Et pourtant, l’œuvre de Ducornet mérite considération pour elle-même. Les critiques contemporains louent ses couleurs, ses compositions soignées, sa poésie. Ducornet apporte un soin particulier à ses compositions, travaillées comme de véritables mises en scène. L’éclairage des scènes, la répartition de la lumière (ou des halos de lumière) confèrent à ses œuvres un ton de poésie mystique ou dramatique. Trois de ses œuvres, faisant partie des collections du Cnap, illustrent bien ces qualités : le « Repos de la Sainte Famille en Egypte » (Salon de 1841, déposé à la cathédrale de Condom), la « Vision de sainte Philomène » (Salon de 1846, déposé à l’église abbatiale de Saint-Riquier) et le « Gloria in Excelsis » (Salon de 1850, déposé à l’église d’Auxi-le-Château).

La redécouverte de Ducornet

La redécouverte récente du peintre, après une longue période d’oubli, fait suite à la restauration d’une de ses œuvres appartenant aux collections du Cnap (Gloria in Excelsis), retrouvée roulée dans l’église d’Auxi-le-Château (Pas-de-Calais) en 1990, à l’occasion d’un inventaire de mobilier. Jean-Pierre Blin, alors conservateur des monuments historiques du Nord-Pas-de-Calais, convaincu de la qualité de l’œuvre, la fit classer au titre des monuments historiques et entreprit des recherches sur l’artiste dont il a donné la synthèse dans une notice très complète parue en 1997 dans la revue Histoire et Archéologie du Pas-de-Calais.
Abondante, diffusée sur tout le territoire dans les églises, les musées ou chez les particuliers, l’œuvre de Ducornet mériterait assurément d’être mieux connue et reconnue, à travers une monographie ou une exposition.

Pierre-Yves Corbel
Conservateur en chef du patrimoine
Mission de récolement
Centre national des arts plastiques

 

Bibliographie

Delaunay, A.H. : catalogue complet du Salon de 1846. Paris : Journal des artistes, 1846.

Blin, Jean-Pierre : Louis-César-Joseph Ducornet, peintre né sans bras (1806-1856). Histoire et archéologie du Pas-de-Calais, Tome XV, 1997, pp.245-264

Blocquel, Jean : Nouveau conducteur ou guide des étrangers dans Lille et dans ses environs. Lille : Castiaux, 1826

Champfleury : Salons 1846-1851, introduction par Jules Troubat.
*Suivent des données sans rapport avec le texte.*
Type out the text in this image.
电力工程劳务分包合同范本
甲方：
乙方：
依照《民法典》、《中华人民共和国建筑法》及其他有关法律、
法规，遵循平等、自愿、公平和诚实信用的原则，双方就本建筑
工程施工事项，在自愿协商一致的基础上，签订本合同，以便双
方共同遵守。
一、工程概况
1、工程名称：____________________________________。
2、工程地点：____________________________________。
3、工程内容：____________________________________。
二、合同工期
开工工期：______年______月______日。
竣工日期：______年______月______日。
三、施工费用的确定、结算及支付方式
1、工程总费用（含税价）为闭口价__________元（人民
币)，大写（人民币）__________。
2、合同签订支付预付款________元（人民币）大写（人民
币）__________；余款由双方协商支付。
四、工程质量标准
Paris : Alphonse Lemerre, 1894

Vie de sainte Philomène, suivie de neuvaines, prières, méditations, litanies et cantiques en son honneur. Troyes : Anner-André imprimeur-libraire, 1838

http://www.sainte-philomene.info/fmilieu.htm

Notes relatives à la « Vision de sainte Philomène »

Acheté par l’administration en 1847 et déposé dans la chapelle de la Vierge de l’église de Saint-Riquier (Somme), à la demande du curé Padé et du député de la Somme Albert Dutens (1800-1866).

Fille d’un prince grec sous Dioclétien, Philomène se serait consacrée au Christ dès son adolescence. Dioclétien l’ayant demandée en mariage, elle lui aurait répondu : « La fiancée du Christ ne saurait devenir la compagne d’un époux mortel ». Ce refus lui aurait valu la prison, puis le martyre. L’épisode représenté concerne la vision miraculeuse qu’aurait eue Philomène au 37è jour de sa captivité, la Vierge lui annonçant sa prochaine délivrance par le martyre.

Dans ses « Salons » Champfleury moque Ducornet « qui ne cache rien au public et qui l’avertit tous les ans, en signatures de trois pouces, qu’il est né sans bras. Pourquoi exploiter les aberrations de la nature ? A cela, M. Ducornet répondra que s’il avait des bras comme tout le monde, le ministère ne lui ferait pas de commandes.»